Establishing autism diagnosis in young children
Medical experts agree that autism spectrum disorder (ASD) is difficult to diagnose, and the process requires thorough evaluations by trained professionals. Diagnosing the condition at an early age benefits both the child and parents, so it is important for parents to learn ASD symptoms and pay attention to the development of their children. Although there is no easy blood test for the disorder, there are reliable ways to identify autism at an early age.
Parents and close family members tend to be the first people to notice behavioral differences and developmental delays in children. However, teachers, babysitters, doctors and others can also notice the symptoms that indicate autism and suggest testing. The first step is to pay attention to the behavior and development of the child, so this information can be shared with a professional. Parents are hesitant to consider that their child may have autism, yet it is important not to wait too long for testing because delays in diagnosis should be avoided. If the child is diagnosed at an early age, many symptoms could be mitigated with behavioral therapies.
There are several tests available to help diagnose autism.
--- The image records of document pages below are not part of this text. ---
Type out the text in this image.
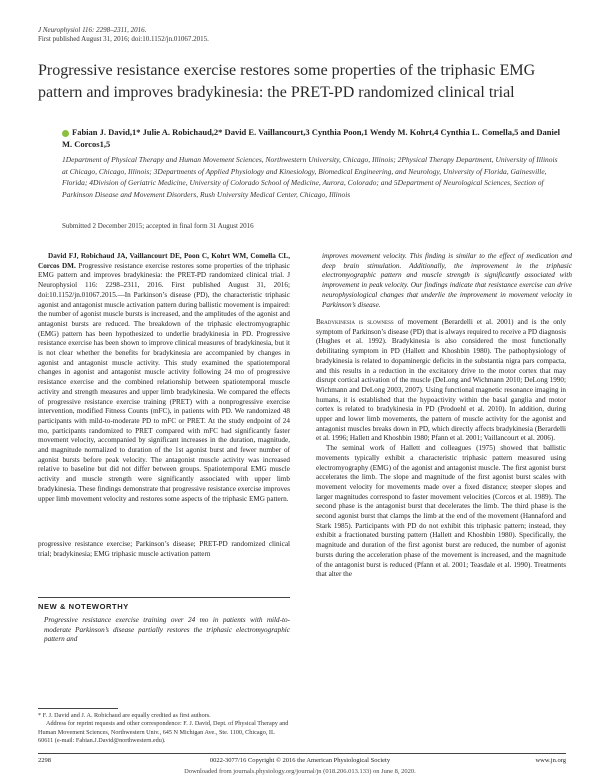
J Neurophysiol 116: 2298–2311, 2016.
First published August 31, 2016; doi:10.1152/jn.01067.2015.
Progressive resistance exercise restores some properties of the triphasic EMG pattern and improves bradykinesia: the PRET-PD randomized clinical trial
Fabian J. David,1* Julie A. Robichaud,2* David E. Vaillancourt,3 Cynthia Poon,1 Wendy M. Kohrt,4 Cynthia L. Comella,5 and Daniel M. Corcos1,5
1Department of Physical Therapy and Human Movement Sciences, Northwestern University, Chicago, Illinois; 2Physical Therapy Department, University of Illinois at Chicago, Chicago, Illinois; 3Departments of Applied Physiology and Kinesiology, Biomedical Engineering, and Neurology, University of Florida, Gainesville, Florida; 4Division of Geriatric Medicine, University of Colorado School of Medicine, Aurora, Colorado; and 5Department of Neurological Sciences, Section of Parkinson Disease and Movement Disorders, Rush University Medical Center, Chicago, Illinois
Submitted 2 December 2015; accepted in final form 31 August 2016
David FJ, Robichaud JA, Vaillancourt DE, Poon C, Kohrt WM, Comella CL, Corcos DM. Progressive resistance exercise restores some properties of the triphasic EMG pattern and improves bradykinesia: the PRET-PD randomized clinical trial. J Neurophysiol 116: 2298–2311, 2016. First published August 31, 2016; doi:10.1152/jn.01067.2015.—In Parkinson’s disease (PD), the characteristic triphasic agonist and antagonist muscle activation pattern during ballistic movement is impaired: the number of agonist muscle bursts is increased, and the amplitudes of the agonist and antagonist bursts are reduced. The breakdown of the triphasic electromyographic (EMG) pattern has been hypothesized to underlie bradykinesia in PD. Progressive resistance exercise has been shown to improve clinical measures of bradykinesia, but it is not clear whether the benefits for bradykinesia are accompanied by changes in agonist and antagonist muscle activity. This study examined the spatiotemporal changes in agonist and antagonist muscle activity following 24 mo of progressive resistance exercise and the combined relationship between spatiotemporal muscle activity and strength measures and upper limb bradykinesia. We compared the effects of progressive resistance exercise training (PRET) with a nonprogressive exercise intervention, modified Fitness Counts (mFC), in patients with PD. We randomized 48 participants with mild-to-moderate PD to mFC or PRET. At the study endpoint of 24 mo, participants randomized to PRET compared with mFC had significantly faster movement velocity, accompanied by significant increases in the duration, magnitude, and magnitude normalized to duration of the 1st agonist burst and fewer number of agonist bursts before peak velocity. The antagonist muscle activity was increased relative to baseline but did not differ between groups. Spatiotemporal EMG muscle activity and muscle strength were significantly associated with upper limb bradykinesia. These findings demonstrate that progressive resistance exercise improves upper limb movement velocity and restores some aspects of the triphasic EMG pattern.
progressive resistance exercise; Parkinson’s disease; PRET-PD randomized clinical trial; bradykinesia; EMG triphasic muscle activation pattern
NEW & NOTEWORTHY
Progressive resistance exercise training over 24 mo in patients with mild-to-moderate Parkinson’s disease partially restores the triphasic electromyographic pattern and
* F. J. David and J. A. Robichaud are equally credited as first authors.
Address for reprint requests and other correspondence: F. J. David, Dept. of Physical Therapy and Human Movement Sciences, Northwestern Univ., 645 N Michigan Ave., Ste. 1100, Chicago, IL 60611 (e-mail: Fabian.J.David@northwestern.edu).
improves movement velocity. This finding is similar to the effect of medication and deep brain stimulation. Additionally, the improvement in the triphasic electromyographic pattern and muscle strength is significantly associated with improvement in peak velocity. Our findings indicate that resistance exercise can drive neurophysiological changes that underlie the improvement in movement velocity in Parkinson’s disease.

Bradykinesia is slowness of movement (Berardelli et al. 2001) and is the only symptom of Parkinson’s disease (PD) that is always required to receive a PD diagnosis (Hughes et al. 1992). Bradykinesia is also considered the most functionally debilitating symptom in PD (Hallett and Khoshbin 1980). The pathophysiology of bradykinesia is related to dopaminergic deficits in the substantia nigra pars compacta, and this results in a reduction in the excitatory drive to the motor cortex that may disrupt cortical activation of the muscle (DeLong and Wichmann 2010; DeLong 1990; Wichmann and DeLong 2003, 2007). Using functional magnetic resonance imaging in humans, it is established that the hypoactivity within the basal ganglia and motor cortex is related to bradykinesia in PD (Prodoehl et al. 2010). In addition, during upper and lower limb movements, the pattern of muscle activity for the agonist and antagonist muscles breaks down in PD, which directly affects bradykinesia (Berardelli et al. 1996; Hallett and Khoshbin 1980; Pfann et al. 2001; Vaillancourt et al. 2006).

The seminal work of Hallett and colleagues (1975) showed that ballistic movements typically exhibit a characteristic triphasic pattern measured using electromyography (EMG) of the agonist and antagonist muscle. The first agonist burst accelerates the limb. The slope and magnitude of the first agonist burst scales with movement velocity for movements made over a fixed distance; steeper slopes and larger magnitudes correspond to faster movement velocities (Corcos et al. 1989). The second phase is the antagonist burst that decelerates the limb. The third phase is the second agonist burst that clamps the limb at the end of the movement (Hannaford and Stark 1985). Participants with PD do not exhibit this triphasic pattern; instead, they exhibit a fractionated bursting pattern (Hallett and Khoshbin 1980). Specifically, the magnitude and duration of the first agonist burst are reduced, the number of agonist bursts during the acceleration phase of the movement is increased, and the magnitude of the antagonist burst is reduced (Pfann et al. 2001; Teasdale et al. 1990). Treatments that alter the

2298	0022-3077/16 Copyright © 2016 the American Physiological Society	www.jn.org
Downloaded from journals.physiology.org/journal/jn (018.206.013.133) on June 8, 2020.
The Modified Checklist for Autism in Toddlers Revised (M-CHAT-R), Screening Tool for Autism in Toddlers & Young Children (STAT) and the Social Communication Questionnaire (SCQ) are several examples of the tools available to professionals. According to clinical psychologist Dr. Tali Shenfield, testing for autism can reveal other psychological conditions, so parents should not hesitate to do the evaluations.
Researchers have not reached the point that allows a doctor to use a blood test or another type of physical examination to detect autism in a young child. This is why it is important to take advantage of the existing psychological tests and find a qualified professional to conduct the assessment. The tests are not invasive and do not require a great amount of time to be spent in a medical office. They generally consist of multiple questions that are used by a psychologist, psychiatrist or other qualified medical professional to evaluate the likelihood of an autism disorder in the child.
The M-CHAT-R tends to be the first autism test most parents encounter since it is used as a screening tool for toddlers who are 16 to 30 months. If this test reveals that a child is at risk of autism, more evaluations may be required. There is also a follow-up questionnaire that has been created to help determine if the first screening test was accurate for children who tested in the moderate risk level.
After the prescreening is done, the DSM-5 Diagnostic Criteria by the American Psychiatric Association is used to finalize the diagnosis. Psychiatrists and psychologists use this tool, and it provides a way to categorize the symptoms of autism by three levels. Some of the DSM-5 criteria include a child’s difficulties with social interaction, problems with eye contact, delays in speech development, fixations on certain subjects, issues with hand gestures and many others.
Families should not be afraid to pursue an autism diagnosis because it is a crucial step to getting the right treatment for their children. Studies have shown that finding the disorder at an early age can have a great impact on a child’s future and development. A treatment plan can be established that can help with delays or impairments, and behavioral therapy can be started faster. All of these aspects influence a child’s progress while affecting his or her opportunities.
It is important to note that the tests cannot provide 100 percent accuracy in all cases. A misdiagnosis occasionally occurs despite the best efforts of medical staff and parents. This is why experts recommend getting second opinions and using more than one test to evaluate the child.